I doubt that this should be added to the existing deduplication plugin. Every user will have a slightly different requirement, and therefore an automation is the way to go…

Are you experienced enough to extend the python script by yourself? Otherwise, we could offer for you to extend the script to your needs as a service. Please make a concrete example with data, table structure and what should happen. Then we can talk in more details.

webdienste · October 12, 2022, 9:27am

Thanks Christoph,

I have some programming experience (mostly in Javascript) but not in Python. I have been looking around for different ways to achieve the task I describe (and I have posted on this a number of times) but will give some thought to the service idea.

In the meantime, thank you so much for all your work and also your help in the forum!

Tomtable · December 26, 2022, 9:31am

Thanks for this thread and question.

Like the original post, I would like an automation to update a row.

I have a table of people’s contact details. If the same person fills in a form to join, that will create a new row.

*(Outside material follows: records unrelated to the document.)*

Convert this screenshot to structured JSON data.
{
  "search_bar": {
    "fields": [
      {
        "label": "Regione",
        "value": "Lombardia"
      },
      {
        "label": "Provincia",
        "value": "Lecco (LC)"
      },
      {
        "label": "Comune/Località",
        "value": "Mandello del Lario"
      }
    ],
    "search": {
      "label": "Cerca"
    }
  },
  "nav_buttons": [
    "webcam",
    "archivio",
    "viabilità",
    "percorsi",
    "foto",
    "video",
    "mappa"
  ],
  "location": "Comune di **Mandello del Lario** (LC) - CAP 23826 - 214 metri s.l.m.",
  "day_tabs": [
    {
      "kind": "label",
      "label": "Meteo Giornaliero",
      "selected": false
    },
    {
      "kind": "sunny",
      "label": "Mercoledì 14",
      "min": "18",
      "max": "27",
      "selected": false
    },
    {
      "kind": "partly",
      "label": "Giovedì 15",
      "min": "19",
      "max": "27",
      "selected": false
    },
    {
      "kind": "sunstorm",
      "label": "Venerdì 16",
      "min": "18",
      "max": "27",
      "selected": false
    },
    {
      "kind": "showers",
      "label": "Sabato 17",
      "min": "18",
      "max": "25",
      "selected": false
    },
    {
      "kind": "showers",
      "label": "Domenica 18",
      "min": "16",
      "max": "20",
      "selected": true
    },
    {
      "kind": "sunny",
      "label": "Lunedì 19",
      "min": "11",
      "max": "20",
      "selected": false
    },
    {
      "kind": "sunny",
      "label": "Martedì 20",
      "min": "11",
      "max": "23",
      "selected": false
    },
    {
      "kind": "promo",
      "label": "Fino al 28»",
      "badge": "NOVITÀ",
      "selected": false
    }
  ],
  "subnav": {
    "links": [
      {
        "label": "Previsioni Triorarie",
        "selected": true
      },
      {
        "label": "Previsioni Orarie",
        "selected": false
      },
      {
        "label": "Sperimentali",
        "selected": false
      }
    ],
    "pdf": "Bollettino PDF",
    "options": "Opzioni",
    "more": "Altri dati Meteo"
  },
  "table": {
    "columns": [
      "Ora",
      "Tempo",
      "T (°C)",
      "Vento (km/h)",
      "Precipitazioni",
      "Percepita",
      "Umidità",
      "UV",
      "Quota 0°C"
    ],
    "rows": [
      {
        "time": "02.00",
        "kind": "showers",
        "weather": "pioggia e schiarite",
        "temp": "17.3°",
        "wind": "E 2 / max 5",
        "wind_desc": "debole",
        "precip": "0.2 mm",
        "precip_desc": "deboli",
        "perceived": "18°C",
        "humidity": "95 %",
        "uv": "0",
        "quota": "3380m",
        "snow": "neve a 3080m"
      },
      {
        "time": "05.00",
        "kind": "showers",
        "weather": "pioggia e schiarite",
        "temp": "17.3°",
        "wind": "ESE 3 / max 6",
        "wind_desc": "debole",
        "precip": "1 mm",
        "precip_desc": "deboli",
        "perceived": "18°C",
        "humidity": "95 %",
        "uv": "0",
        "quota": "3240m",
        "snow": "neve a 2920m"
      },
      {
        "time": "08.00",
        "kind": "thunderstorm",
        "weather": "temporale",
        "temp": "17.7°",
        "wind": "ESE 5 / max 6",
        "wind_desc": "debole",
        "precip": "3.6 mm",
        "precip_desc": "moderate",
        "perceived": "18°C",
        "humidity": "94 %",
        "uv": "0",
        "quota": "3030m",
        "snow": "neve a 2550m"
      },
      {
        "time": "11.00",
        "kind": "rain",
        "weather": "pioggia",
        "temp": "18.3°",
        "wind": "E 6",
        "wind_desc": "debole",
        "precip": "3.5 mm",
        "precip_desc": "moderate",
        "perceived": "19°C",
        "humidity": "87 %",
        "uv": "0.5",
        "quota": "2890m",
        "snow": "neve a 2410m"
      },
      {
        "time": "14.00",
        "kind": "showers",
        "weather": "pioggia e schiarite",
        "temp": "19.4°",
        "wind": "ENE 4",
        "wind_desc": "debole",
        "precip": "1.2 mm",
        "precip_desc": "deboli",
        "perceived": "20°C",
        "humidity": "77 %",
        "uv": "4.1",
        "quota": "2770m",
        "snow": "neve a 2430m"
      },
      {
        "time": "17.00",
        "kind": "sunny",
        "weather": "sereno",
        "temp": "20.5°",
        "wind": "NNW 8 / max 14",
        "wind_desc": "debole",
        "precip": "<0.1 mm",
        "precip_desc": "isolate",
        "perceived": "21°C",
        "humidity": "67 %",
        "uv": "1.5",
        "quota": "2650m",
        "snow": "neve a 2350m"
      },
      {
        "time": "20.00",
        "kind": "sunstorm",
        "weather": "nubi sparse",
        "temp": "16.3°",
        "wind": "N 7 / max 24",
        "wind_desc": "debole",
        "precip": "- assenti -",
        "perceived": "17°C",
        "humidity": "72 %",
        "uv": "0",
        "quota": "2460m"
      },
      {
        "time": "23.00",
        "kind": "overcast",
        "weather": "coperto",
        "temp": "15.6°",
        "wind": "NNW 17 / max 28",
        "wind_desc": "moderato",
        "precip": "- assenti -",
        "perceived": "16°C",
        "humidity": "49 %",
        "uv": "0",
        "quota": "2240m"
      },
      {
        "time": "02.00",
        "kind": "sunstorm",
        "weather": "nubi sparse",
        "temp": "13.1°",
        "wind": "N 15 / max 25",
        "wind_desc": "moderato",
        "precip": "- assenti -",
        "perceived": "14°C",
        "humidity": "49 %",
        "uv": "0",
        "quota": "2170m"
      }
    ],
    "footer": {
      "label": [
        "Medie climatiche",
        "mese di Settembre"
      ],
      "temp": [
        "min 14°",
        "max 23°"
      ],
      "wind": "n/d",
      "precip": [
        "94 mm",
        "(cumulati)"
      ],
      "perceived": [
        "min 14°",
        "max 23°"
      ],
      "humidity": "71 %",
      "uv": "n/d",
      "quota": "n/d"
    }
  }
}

Ideally, the automation would look up previous rows and identify a duplicate and add any details that were previously blank fields, and update any fields with new info provided. Once all the data was updated, the new row would be removed.

I have no programming ability (though I plan to learn in 2023). Does this automation exist already in some form?

rdb · December 26, 2022, 11:27am

Unfortunately, there is no merge automation at this point in time available in SeaTable.

To accomplish a merge, you’d have to write a custom script or extend the script above.

ivan07 · December 18, 2023, 12:50pm

Hi, is it possible somehow to configure the Deduplication plugin to not distinct between low and uppercase?

cdb:

# This python script searches for similar rows and deletes these rows
# if you want to compare multiple columns, then add a *formula column* and concatenate the different columns
# here is an example for such a formula : {ColumnA}&"_"&{ColumnB}&"_"&{ColumnC}

# INPUT VARIABLES (only change these three values!):
table_name = 'Table1'
view_name = 'Default View'
column_to_compare = 'the-name-of-the-column'

# DO NOT CHANGE ANYTHING BELOW THIS LINE !
from seatable_api import Base, context

server_url = context.server_url
api_token = context.api_token

def remove_duplicates():
    print("start to search for duplicate rows ...")

    # AUTH
    base = Base(api_token, server_url)
    base.auth()
    
    # TEMPORARY VARIABLE TO STORE ROW VALUES FOR COMPARISON
    previous_column = ""
    dfound = 0

    # keep the oldest entry:
    #rows = base.query('select _id,_ctime,'+column_to_compare +' from '+ table_name +' order by '+ column_to_compare +', _ctime')
    # keep the newest entry:
    rows = base.query('select _id,_ctime,'+column_to_compare +' from '+ table_name +' order by '+ column_to_compare +', _ctime DESC')

    for row in rows:
      # DEBUG:
      #print(row)
      #print(row.get('Title'))

      # COMPARE THIS ROW WITH THE PREVIOUS ONE:
      if row.get(column_to_compare) == previous_column:
        print("Duplicate found at row with the id: " + row.get('_id') + ". Delete this row ...")
        previous_column = row.get(column_to_compare)
        base.delete_row(table_name, row.get('_id'))
        dfound = dfound + 1
      else:
        previous_column = row.get(column_to_compare)

    print(str(dfound) +" duplicates found and deleted")

remove_duplicates()

cdb · December 18, 2023, 3:48pm

In Python, you can transform a string to lowercases with .lower().

Therefore you have to do this to make the script case insensitive.

if row.get(column_to_compare).lower == previous_column.lower:

cdb · December 28, 2023, 10:50pm

This topic was automatically closed 2 days after the last reply. New replies are no longer allowed.